President Barack Obama and President Hu Jintao of China.
HONG KONG (CNNMoney) — The Obama administration will file a complaint Monday with the World Trade Organization, alleging that China has illegally subsidized automotive exports and undercut American suppliers.
The complaint accuses China of providing $1 billion in illegal subsidies to auto and auto-part exporters between 2009 and 2011, according to a senior administration official.
The administration says the benefits provided to Chinese companies violate a WTO prohibition on “export-contingent subsidies.”
Chinese cars are not yet common in the U.S., but exporters have managed in recent years to quickly ramp up their shipments of auto parts to the world’s largest economy.
The White House estimates that up to 60% of China’s automotive industry exporters benefit from the subsidies, making it hard for American companies to compete.
In a related case, the administration launched a complaint against China with the WTO in July over $3 billion in duties Beijing placed on U.S. auto exports.

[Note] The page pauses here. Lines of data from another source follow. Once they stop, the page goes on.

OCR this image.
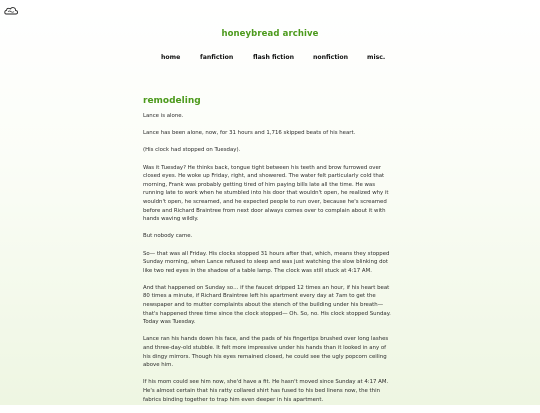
honeybread archive
home	fanfiction	flash fiction	nonfiction	misc.
remodeling

Lance is alone.

Lance has been alone, now, for 31 hours and 1,716 skipped beats of his heart.

(His clock had stopped on Tuesday).

Was it Tuesday? He thinks back, tongue tight between his teeth and brow furrowed over closed eyes. He woke up Friday, right, and showered. The water felt particularly cold that morning, Frank was probably getting tired of him paying bills late all the time. He was running late to work when he stumbled into his door that wouldn't open, he realized why it wouldn't open, he screamed, and he expected people to run over, because he's screamed before and Richard Braintree from next door always comes over to complain about it with hands waving wildly.

But nobody came.

So— that was all Friday. His clocks stopped 31 hours after that, which, means they stopped Sunday morning, when Lance refused to sleep and was just watching the slow blinking dot like two red eyes in the shadow of a table lamp. The clock was still stuck at 4:17 AM.

And that happened on Sunday so… if the faucet dripped 12 times an hour, if his heart beat 80 times a minute, if Richard Braintree left his apartment every day at 7am to get the newspaper and to mutter complaints about the stench of the building under his breath— that's happened three time since the clock stopped— Oh. So, no. His clock stopped Sunday. Today was Tuesday.

Lance ran his hands down his face, and the pads of his fingertips brushed over long lashes and three-day-old stubble. It felt more impressive under his hands than it looked in any of his dingy mirrors. Though his eyes remained closed, he could see the ugly popcorn ceiling above him.

If his mom could see him now, she'd have a fit. He hasn't moved since Sunday at 4:17 AM. He's almost certain that his ratty collared shirt has fused to his bed linens now, the thin fabrics binding together to trap him even deeper in his apartment.
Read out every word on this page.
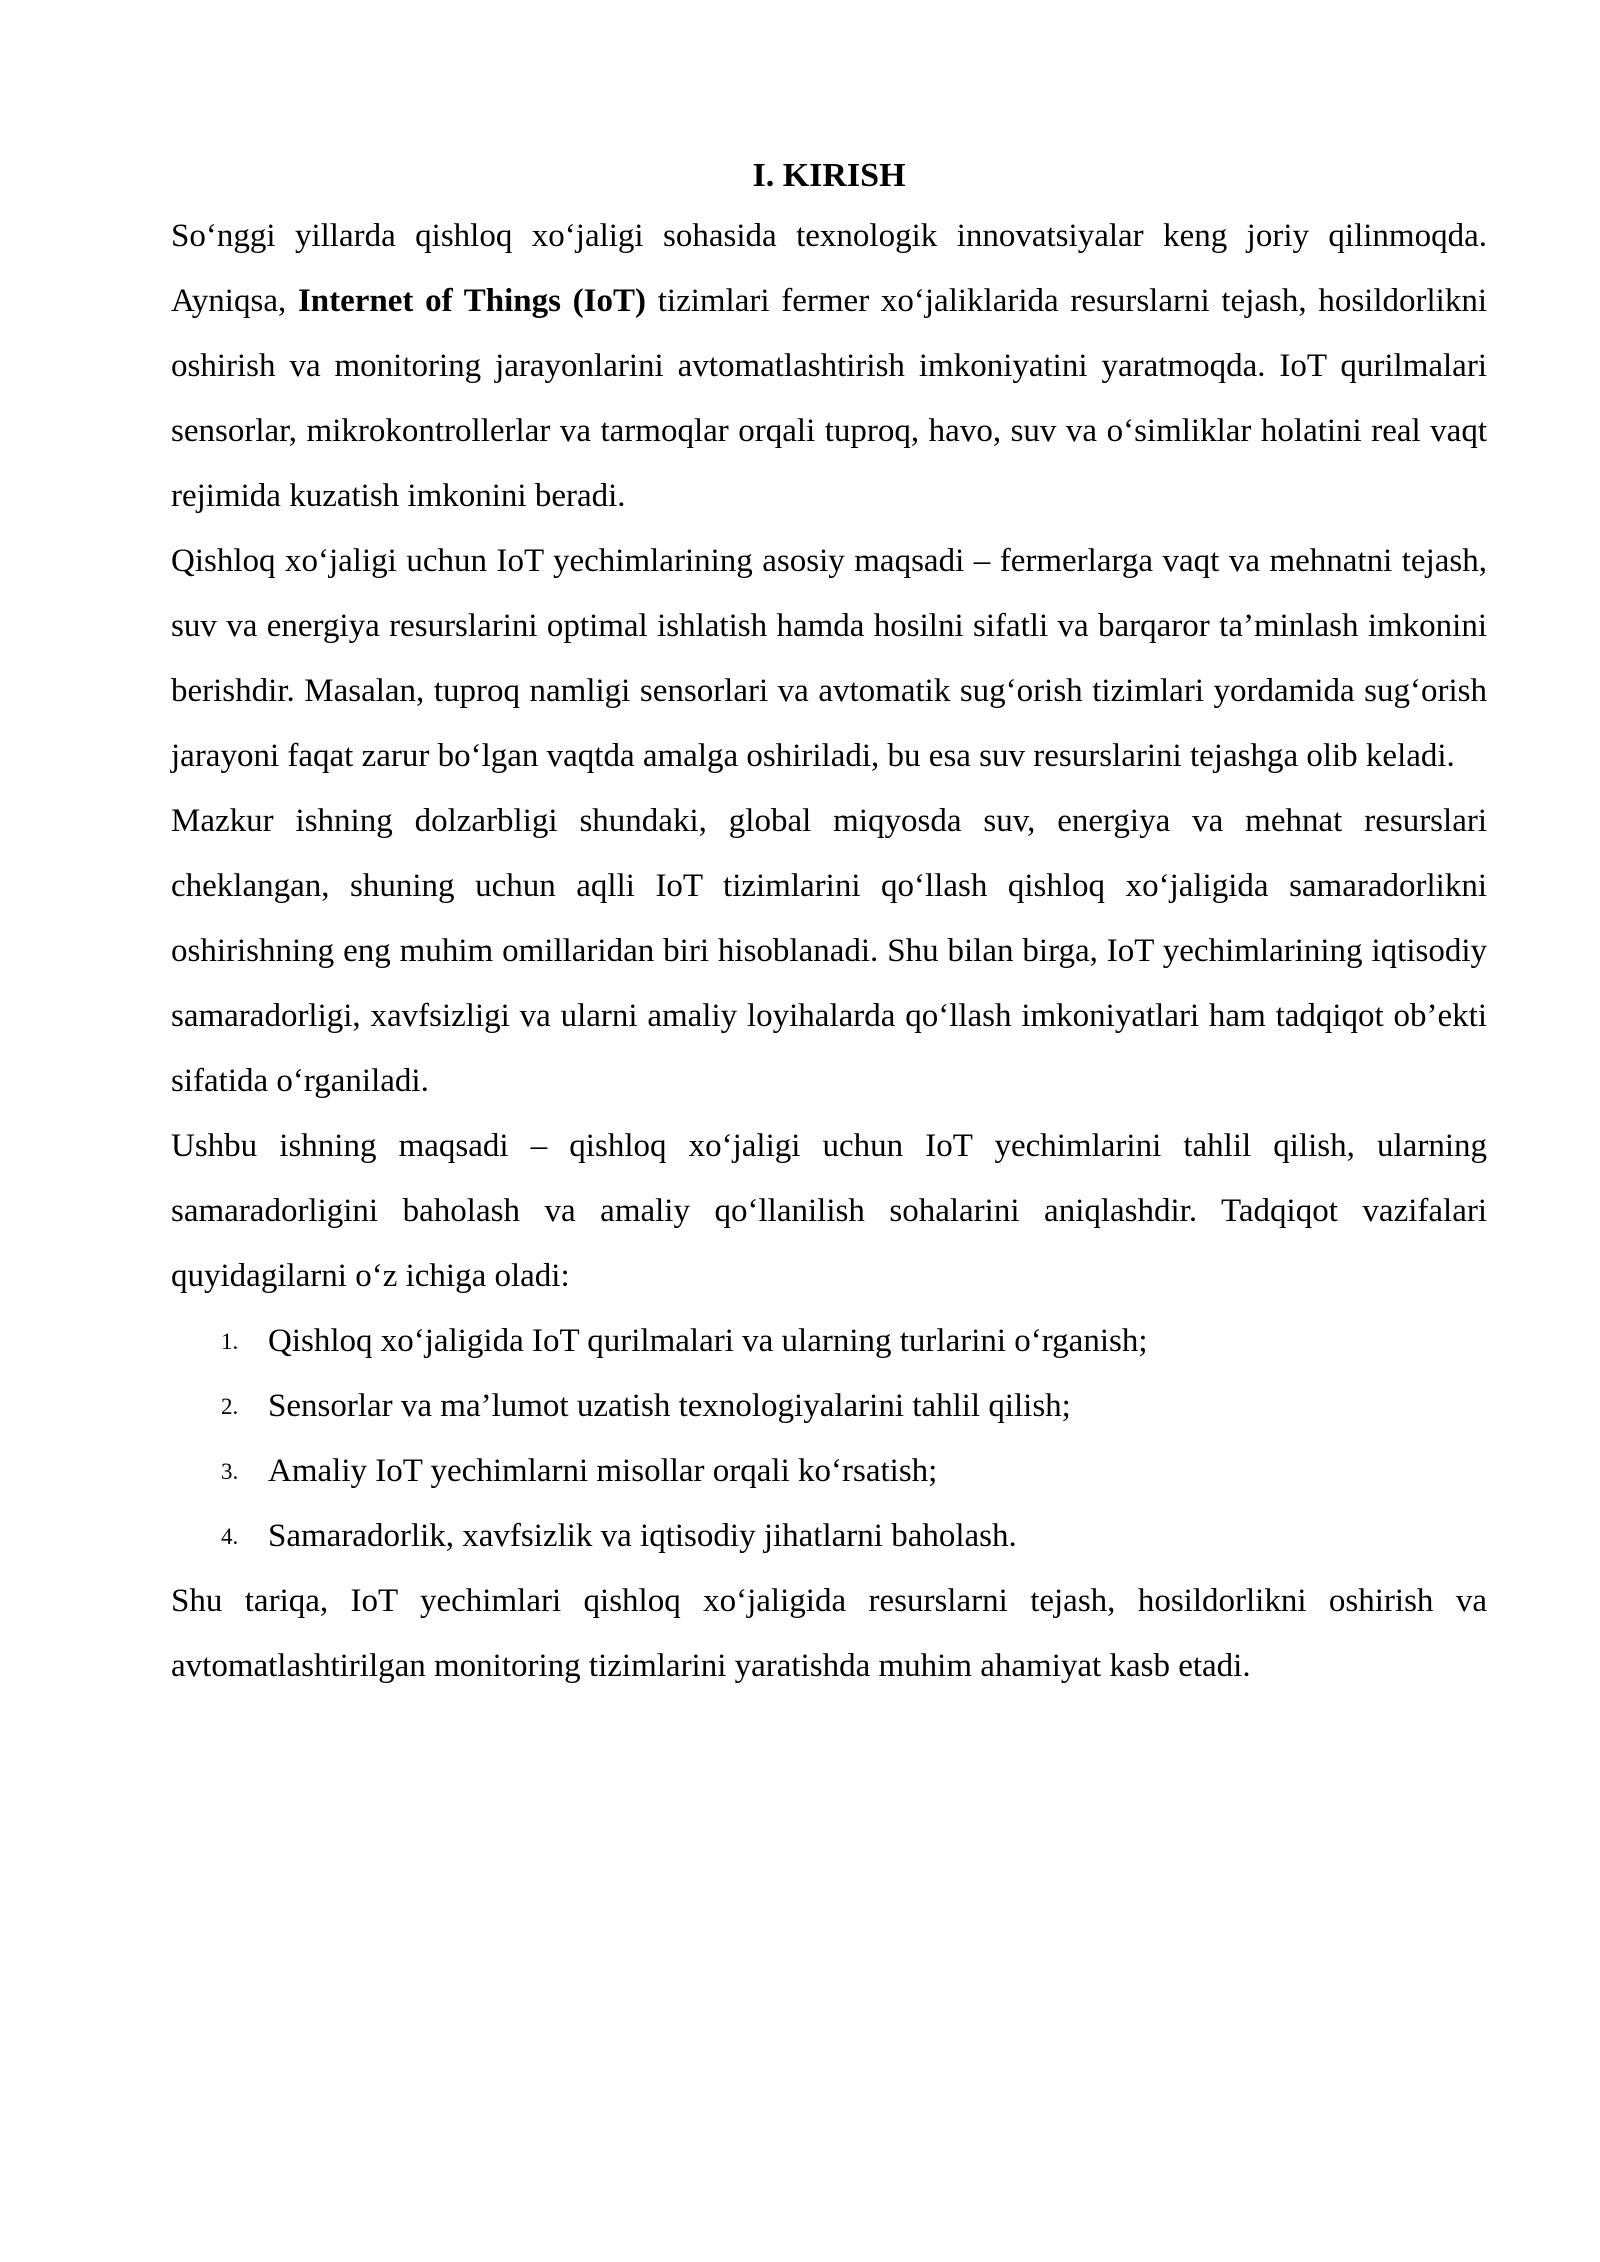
I. KIRISH

So‘nggi yillarda qishloq xo‘jaligi sohasida texnologik innovatsiyalar keng joriy qilinmoqda. Ayniqsa, Internet of Things (IoT) tizimlari fermer xo‘jaliklarida resurslarni tejash, hosildorlikni oshirish va monitoring jarayonlarini avtomatlashtirish imkoniyatini yaratmoqda. IoT qurilmalari sensorlar, mikrokontrollerlar va tarmoqlar orqali tuproq, havo, suv va o‘simliklar holatini real vaqt rejimida kuzatish imkonini beradi.

Qishloq xo‘jaligi uchun IoT yechimlarining asosiy maqsadi – fermerlarga vaqt va mehnatni tejash, suv va energiya resurslarini optimal ishlatish hamda hosilni sifatli va barqaror ta’minlash imkonini berishdir. Masalan, tuproq namligi sensorlari va avtomatik sug‘orish tizimlari yordamida sug‘orish jarayoni faqat zarur bo‘lgan vaqtda amalga oshiriladi, bu esa suv resurslarini tejashga olib keladi.

Mazkur ishning dolzarbligi shundaki, global miqyosda suv, energiya va mehnat resurslari cheklangan, shuning uchun aqlli IoT tizimlarini qo‘llash qishloq xo‘jaligida samaradorlikni oshirishning eng muhim omillaridan biri hisoblanadi. Shu bilan birga, IoT yechimlarining iqtisodiy samaradorligi, xavfsizligi va ularni amaliy loyihalarda qo‘llash imkoniyatlari ham tadqiqot ob’ekti sifatida o‘rganiladi.

Ushbu ishning maqsadi – qishloq xo‘jaligi uchun IoT yechimlarini tahlil qilish, ularning samaradorligini baholash va amaliy qo‘llanilish sohalarini aniqlashdir. Tadqiqot vazifalari quyidagilarni o‘z ichiga oladi:

1. Qishloq xo‘jaligida IoT qurilmalari va ularning turlarini o‘rganish;
2. Sensorlar va ma’lumot uzatish texnologiyalarini tahlil qilish;
3. Amaliy IoT yechimlarni misollar orqali ko‘rsatish;
4. Samaradorlik, xavfsizlik va iqtisodiy jihatlarni baholash.

Shu tariqa, IoT yechimlari qishloq xo‘jaligida resurslarni tejash, hosildorlikni oshirish va avtomatlashtirilgan monitoring tizimlarini yaratishda muhim ahamiyat kasb etadi.
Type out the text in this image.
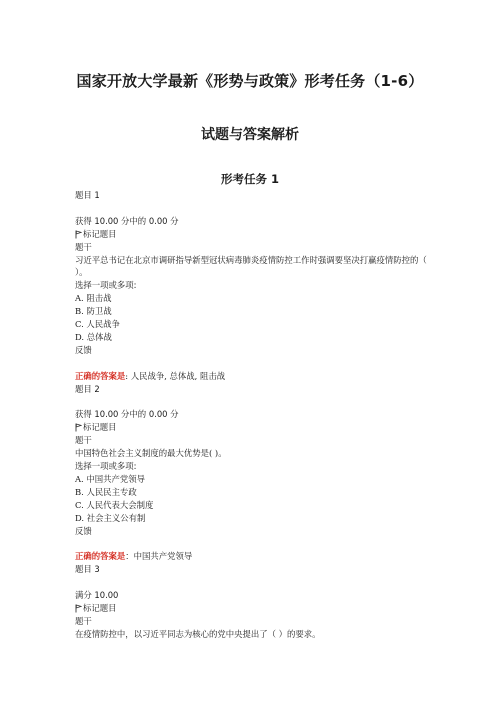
国家开放大学最新《形势与政策》形考任务（1-6）
试题与答案解析
形考任务 1
题目 1
获得 10.00 分中的 0.00 分
标记题目
题干
习近平总书记在北京市调研指导新型冠状病毒肺炎疫情防控工作时强调要坚决打赢疫情防控的（ ）。
选择一项或多项:
A. 阻击战
B. 防卫战
C. 人民战争
D. 总体战
反馈
正确的答案是: 人民战争, 总体战, 阻击战
题目 2
获得 10.00 分中的 0.00 分
标记题目
题干
中国特色社会主义制度的最大优势是( )。
选择一项或多项:
A. 中国共产党领导
B. 人民民主专政
C. 人民代表大会制度
D. 社会主义公有制
反馈
正确的答案是：中国共产党领导
题目 3
满分 10.00
标记题目
题干
在疫情防控中，以习近平同志为核心的党中央提出了（ ）的要求。
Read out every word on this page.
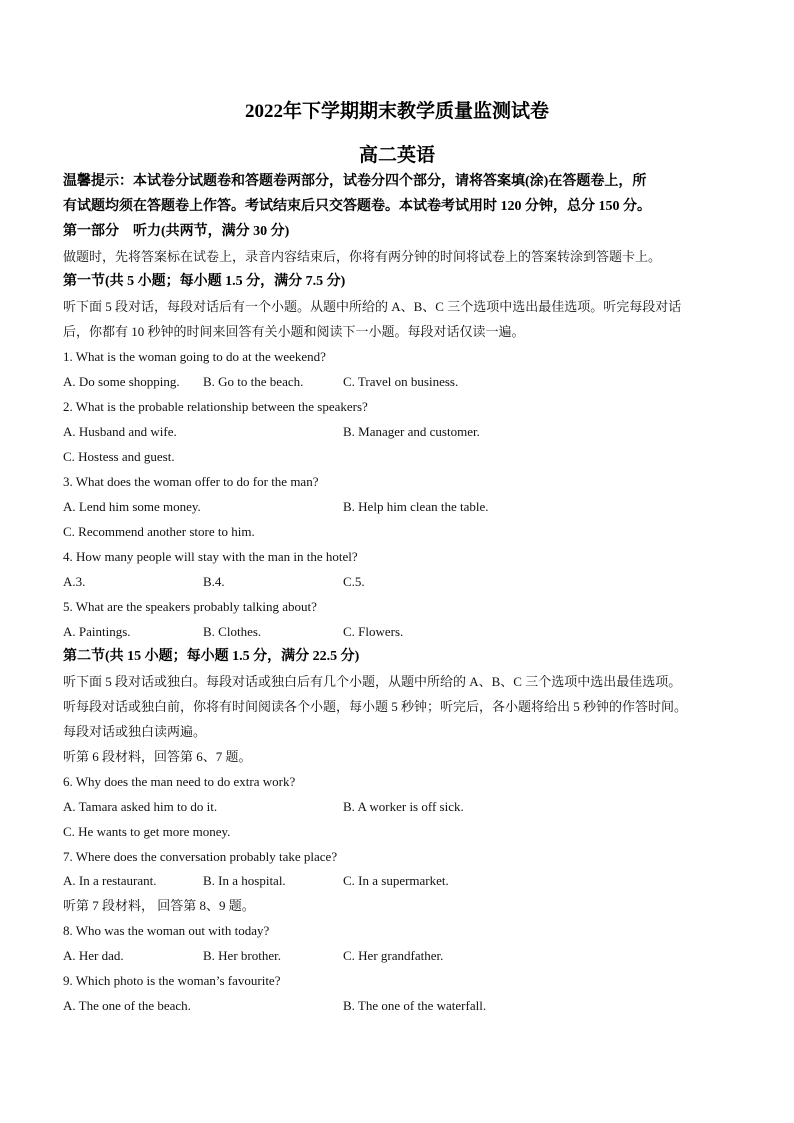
2022年下学期期末教学质量监测试卷
高二英语
温馨提示：本试卷分试题卷和答题卷两部分，试卷分四个部分，请将答案填(涂)在答题卷上，所
有试题均须在答题卷上作答。考试结束后只交答题卷。本试卷考试用时 120 分钟，总分 150 分。
第一部分　听力(共两节，满分 30 分)
做题时，先将答案标在试卷上，录音内容结束后，你将有两分钟的时间将试卷上的答案转涂到答题卡上。
第一节(共 5 小题；每小题 1.5 分，满分 7.5 分)
听下面 5 段对话，每段对话后有一个小题。从题中所给的 A、B、C 三个选项中选出最佳选项。听完每段对话
后，你都有 10 秒钟的时间来回答有关小题和阅读下一小题。每段对话仅读一遍。
1. What is the woman going to do at the weekend?
A. Do some shopping. B. Go to the beach.	C. Travel on business.
2. What is the probable relationship between the speakers?
A. Husband and wife.	B. Manager and customer.
C. Hostess and guest.
3. What does the woman offer to do for the man?
A. Lend him some money.	B. Help him clean the table.
C. Recommend another store to him.
4. How many people will stay with the man in the hotel?
A.3.	B.4.	C.5.
5. What are the speakers probably talking about?
A. Paintings.	B. Clothes.	C. Flowers.
第二节(共 15 小题；每小题 1.5 分，满分 22.5 分)
听下面 5 段对话或独白。每段对话或独白后有几个小题，从题中所给的 A、B、C 三个选项中选出最佳选项。
听每段对话或独白前，你将有时间阅读各个小题，每小题 5 秒钟；听完后，各小题将给出 5 秒钟的作答时间。
每段对话或独白读两遍。
听第 6 段材料，回答第 6、7 题。
6. Why does the man need to do extra work?
A. Tamara asked him to do it.	B. A worker is off sick.
C. He wants to get more money.
7. Where does the conversation probably take place?
A. In a restaurant.	B. In a hospital.	C. In a supermarket.
听第 7 段材料， 回答第 8、9 题。
8. Who was the woman out with today?
A. Her dad.	B. Her brother.	C. Her grandfather.
9. Which photo is the woman’s favourite?
A. The one of the beach.	B. The one of the waterfall.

In the interconnected global economy, trade is becoming ever more important to the average American worker. Exports can provide jobs in fields from agriculture to aircraft, from movies to manufacturing. Conversely, U.S. industries face increasing competition from imports, forcing the weaker companies out of business.
The U.S. trade gap with China, the nation’s most important — and controversial — trading partner, widened to a record $280 billion last year, and is on pace to get even bigger this year.
However, the Obama administration can point to some victories regarding China. This includes getting Beijing to let its currency, the yuan, rise in comparison to other currencies, rather than keeping it pegged to the dollar.
That has reduced one of the key advantages Chinese exporters have when competing with U.S. companies: when the yuan is undervalued, it drives down the cost of Chinese goods, giving those goods an advantage in the marketplace.
Since China loosened the peg to the dollar, the yuan has gained nearly 8% in value.
The Obama administration also says it’s getting tough on China. It has filed more trade cases against China than did the Bush administration, winning fights to protect a number of industries, such as tires.
But critics of U.S. trade policy with China say more is needed, even if it sparks retaliation.
The auto trade complaint by the White House takes place as President Obama once again steers his campaign to Ohio — a state saturated with auto part suppliers and industry workers.
Manufacturing, the auto industry and its bailout are all issues central to the presidential campaign, and Ohio is crucial to the president’s re-election plans.
While the complaint comes just months before Election Day, frictions between the U.S. and China over trade are not new. The automotive industry has been a particular hot spot, with both sides trading barbs in recent years.
Mitt Romney, the Republican nominee, has taken a combative stance toward China. The former Massachusetts governor has pledged to label China as a “currency manipulator” and hit the country’s exports to the U.S. with tariffs.
Some observers worry that if Romney follows through with his plans, a trade war could erupt between the two economic mega-powers.